Most cancers exhibit aneuploidy, but its functional significance in tumorigenesis is controversial. Recently, in a research report titled "Oncogene-like addiction to aneuploidy in human cancers" published in the international journal Science, scientists from Johns Hopkins University School of Medicine and other institutions found that cancer cells with extra chromosomes may rely on these chromosomes to fuel tumor growth. Eliminating these extra chromosomes prevents the cells from forming tumors. Related research results suggest that selectively targeting extra chromosomes may provide a new way to treat cancer.
Human cells typically carry 23 pairs of chromosomes, and the extra chromosome is an abnormality known as aneuploidy. Researcher Professor Jason Sheltzer said that if you look at normal skin or normal lung tissue, 99.9 per cent of the cells have the correct number of chromosomes. But we've known for 100 years that almost all cancers are aneuploid. However, researchers do not yet know exactly what role the extra chromosome plays in cancer development, such as whether it causes cancer or is caused by it.
For a long time, researchers could observe aneuploidy but were unable to manipulate it. Of course, researchers may just not have the right tools to manipulate it. But in this study, the researchers used the gene-editing technique CRISPR to develop a new way to eliminate entire chromosomes from cancer cells, and manipulating aneuploid chromosomes in this way may hopefully help scientists better understand their underlying function and importance. Using a new approach developed by the researchers, using Restoring Disomy in Aneuploid cells using CRISPR Targeting (ReDACT), the researchers were able to target aneuploidy in melanoma, gastric and ovarian cancer cell lines. Specifically, they were able to remove the abnormal third copy of chromosome 1q, which is found in many types of cancer, is associated with disease progression, and occurs early in cancer development.
When aneuploidy is eliminated from the genomes of these cancer cells, the malignant potential of these cells is impaired, and they lose their ability to form tumors. Based on these findings, the researchers believe that cancer cells may have "aneuploidy addictions." Previously, researchers found that eliminating oncogenes—key genes that turn cells into cancer cells—could disrupt cancer's ability to form tumors, a finding that has led to the emergence of a model of cancer growth known as "oncogene addiction". When investigating how exactly the extra copy of chromosome 1q drives cancer, the researchers found that when multiple genes are overexpressed, it stimulates cancer cell growth because these genes are coded and expressed on three chromosomes instead of the typical two. Overexpression of certain genes also pointed the researchers to a vulnerability that could be used to target aneuploid cancers.
Previous findings have shown that a gene called UCK2, encoded on chromosome 1, is required to activate the effects of certain drugs. In this study, the researchers found that cells with an extra copy of chromosome 1 were more sensitive to these drugs than cells with the normal two copies of chromosome 1 because the UCK2 gene was overexpressed. What's more, the researchers observed, this sensitivity means that the drugs can redirect the evolution of cells away from aneuploidy, thereby encouraging populations of cells to carry a normal number of chromosomes, making them less likely to become cancerous. When the researchers created a mixture of 20 percent aneuploid cells and 80 percent normal cells, they found that in the mixture, the aneuploid cells prevailed. After 9 days, it made up 75% of the mixture. When the researchers exposed 20 percent of the aneuploid mixture to the UCK2-dependent drug, aneuploid cells made up only 4 percent of the mixture after nine days. This may point to aneuploidy as a potential therapeutic target in cancer, and nearly all cancers are aneuploid. So if you have some way to selectively target these aneuploid cells, in theory, that might be a good way to target cancer with minimal impact on normal, non-cancerous tissue.

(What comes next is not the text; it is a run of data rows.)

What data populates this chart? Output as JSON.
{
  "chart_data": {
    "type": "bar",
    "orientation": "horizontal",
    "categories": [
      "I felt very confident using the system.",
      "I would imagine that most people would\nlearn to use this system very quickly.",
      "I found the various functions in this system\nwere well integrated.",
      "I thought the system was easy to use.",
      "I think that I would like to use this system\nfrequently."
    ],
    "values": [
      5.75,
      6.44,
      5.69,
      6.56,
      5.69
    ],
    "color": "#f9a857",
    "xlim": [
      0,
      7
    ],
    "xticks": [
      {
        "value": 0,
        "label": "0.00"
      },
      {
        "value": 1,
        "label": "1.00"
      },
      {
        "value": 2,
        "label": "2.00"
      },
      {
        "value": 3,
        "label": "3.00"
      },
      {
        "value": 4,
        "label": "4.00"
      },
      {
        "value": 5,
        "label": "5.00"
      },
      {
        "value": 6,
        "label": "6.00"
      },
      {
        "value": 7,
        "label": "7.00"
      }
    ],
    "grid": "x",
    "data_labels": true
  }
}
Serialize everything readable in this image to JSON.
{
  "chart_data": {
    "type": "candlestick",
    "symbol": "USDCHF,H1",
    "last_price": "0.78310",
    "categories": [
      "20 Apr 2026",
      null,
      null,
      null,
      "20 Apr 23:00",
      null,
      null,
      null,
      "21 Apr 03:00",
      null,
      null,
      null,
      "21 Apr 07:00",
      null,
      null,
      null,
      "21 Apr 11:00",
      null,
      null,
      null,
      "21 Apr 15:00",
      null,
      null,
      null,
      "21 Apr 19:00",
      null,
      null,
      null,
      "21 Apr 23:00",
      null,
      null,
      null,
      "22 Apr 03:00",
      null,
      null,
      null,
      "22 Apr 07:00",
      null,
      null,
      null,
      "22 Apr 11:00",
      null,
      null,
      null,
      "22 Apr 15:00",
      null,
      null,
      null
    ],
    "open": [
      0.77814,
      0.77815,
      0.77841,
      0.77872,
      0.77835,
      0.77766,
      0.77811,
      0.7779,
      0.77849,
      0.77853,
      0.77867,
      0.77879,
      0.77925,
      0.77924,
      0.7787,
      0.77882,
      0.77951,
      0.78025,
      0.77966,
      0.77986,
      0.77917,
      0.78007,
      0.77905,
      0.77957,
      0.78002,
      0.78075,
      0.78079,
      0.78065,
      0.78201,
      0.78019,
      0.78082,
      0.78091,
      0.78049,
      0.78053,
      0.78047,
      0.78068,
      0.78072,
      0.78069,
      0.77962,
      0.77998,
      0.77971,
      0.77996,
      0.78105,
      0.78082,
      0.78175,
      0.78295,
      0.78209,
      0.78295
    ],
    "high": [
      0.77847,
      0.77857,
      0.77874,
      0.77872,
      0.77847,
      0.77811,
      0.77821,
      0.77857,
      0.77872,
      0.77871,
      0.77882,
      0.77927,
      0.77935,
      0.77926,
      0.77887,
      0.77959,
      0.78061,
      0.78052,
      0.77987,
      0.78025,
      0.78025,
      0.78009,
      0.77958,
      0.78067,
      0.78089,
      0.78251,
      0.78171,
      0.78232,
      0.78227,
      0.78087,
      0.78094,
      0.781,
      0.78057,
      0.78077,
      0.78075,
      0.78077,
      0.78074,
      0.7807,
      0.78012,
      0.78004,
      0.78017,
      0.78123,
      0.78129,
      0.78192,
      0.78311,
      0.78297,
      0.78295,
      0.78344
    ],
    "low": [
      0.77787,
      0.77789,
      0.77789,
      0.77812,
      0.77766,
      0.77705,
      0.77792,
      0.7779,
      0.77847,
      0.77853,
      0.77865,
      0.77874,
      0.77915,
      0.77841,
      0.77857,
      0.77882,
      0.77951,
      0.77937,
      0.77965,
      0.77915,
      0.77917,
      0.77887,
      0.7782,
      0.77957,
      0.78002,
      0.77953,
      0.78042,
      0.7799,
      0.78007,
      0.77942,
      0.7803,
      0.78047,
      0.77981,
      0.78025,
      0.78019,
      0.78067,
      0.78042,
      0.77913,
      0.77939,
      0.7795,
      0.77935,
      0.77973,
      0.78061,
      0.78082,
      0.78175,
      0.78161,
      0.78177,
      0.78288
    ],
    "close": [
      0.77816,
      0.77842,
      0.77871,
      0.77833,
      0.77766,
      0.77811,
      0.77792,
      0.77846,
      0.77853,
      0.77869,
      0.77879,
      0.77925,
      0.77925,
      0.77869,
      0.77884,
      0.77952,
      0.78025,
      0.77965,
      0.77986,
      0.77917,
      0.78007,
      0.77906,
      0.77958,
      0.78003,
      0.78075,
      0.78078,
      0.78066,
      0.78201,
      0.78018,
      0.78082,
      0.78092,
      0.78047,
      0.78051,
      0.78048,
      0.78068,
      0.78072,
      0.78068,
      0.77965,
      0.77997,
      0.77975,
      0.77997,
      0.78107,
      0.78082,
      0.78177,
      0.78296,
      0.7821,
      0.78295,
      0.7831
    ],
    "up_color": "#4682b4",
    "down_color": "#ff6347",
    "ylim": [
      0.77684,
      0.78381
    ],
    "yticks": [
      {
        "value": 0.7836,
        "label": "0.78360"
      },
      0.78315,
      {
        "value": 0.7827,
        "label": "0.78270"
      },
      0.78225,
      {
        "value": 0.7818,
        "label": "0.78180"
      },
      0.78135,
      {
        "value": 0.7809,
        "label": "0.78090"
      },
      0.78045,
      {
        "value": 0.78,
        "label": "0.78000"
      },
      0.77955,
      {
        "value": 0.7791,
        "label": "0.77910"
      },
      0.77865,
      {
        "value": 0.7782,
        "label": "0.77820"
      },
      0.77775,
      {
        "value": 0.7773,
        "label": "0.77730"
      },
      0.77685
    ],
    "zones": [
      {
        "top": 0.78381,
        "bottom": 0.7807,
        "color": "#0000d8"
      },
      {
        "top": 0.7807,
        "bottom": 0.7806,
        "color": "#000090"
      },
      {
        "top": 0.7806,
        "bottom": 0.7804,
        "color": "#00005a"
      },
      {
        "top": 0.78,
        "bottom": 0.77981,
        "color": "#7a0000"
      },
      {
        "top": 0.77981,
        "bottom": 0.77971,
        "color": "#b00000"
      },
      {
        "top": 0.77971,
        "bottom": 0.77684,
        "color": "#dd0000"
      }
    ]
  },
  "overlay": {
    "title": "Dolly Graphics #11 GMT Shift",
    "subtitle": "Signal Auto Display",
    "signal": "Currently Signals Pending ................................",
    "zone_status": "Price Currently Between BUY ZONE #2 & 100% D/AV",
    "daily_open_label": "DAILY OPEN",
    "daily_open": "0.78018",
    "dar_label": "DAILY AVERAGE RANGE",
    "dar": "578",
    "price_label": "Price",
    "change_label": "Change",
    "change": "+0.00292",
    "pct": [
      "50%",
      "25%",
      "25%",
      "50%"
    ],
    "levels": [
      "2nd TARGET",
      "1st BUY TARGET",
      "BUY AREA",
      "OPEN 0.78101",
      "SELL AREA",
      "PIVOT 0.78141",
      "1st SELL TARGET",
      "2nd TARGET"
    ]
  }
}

Taken together, the findings suggest that tumor cells may be dependent on specific aneuploidies, which may suggest that these "aneuploid addictions" may be targeted to aid in the development of novel cancer therapeutic strategies. In any case, more research may be needed before this approach can be tested in a clinical trial, and the researchers are now considering how to extend the current findings into a therapeutic direction.
Reference
1.Girish V, et al. Oncogene-like addiction to aneuploidy in human cancers. Science, 2023: eadg4521.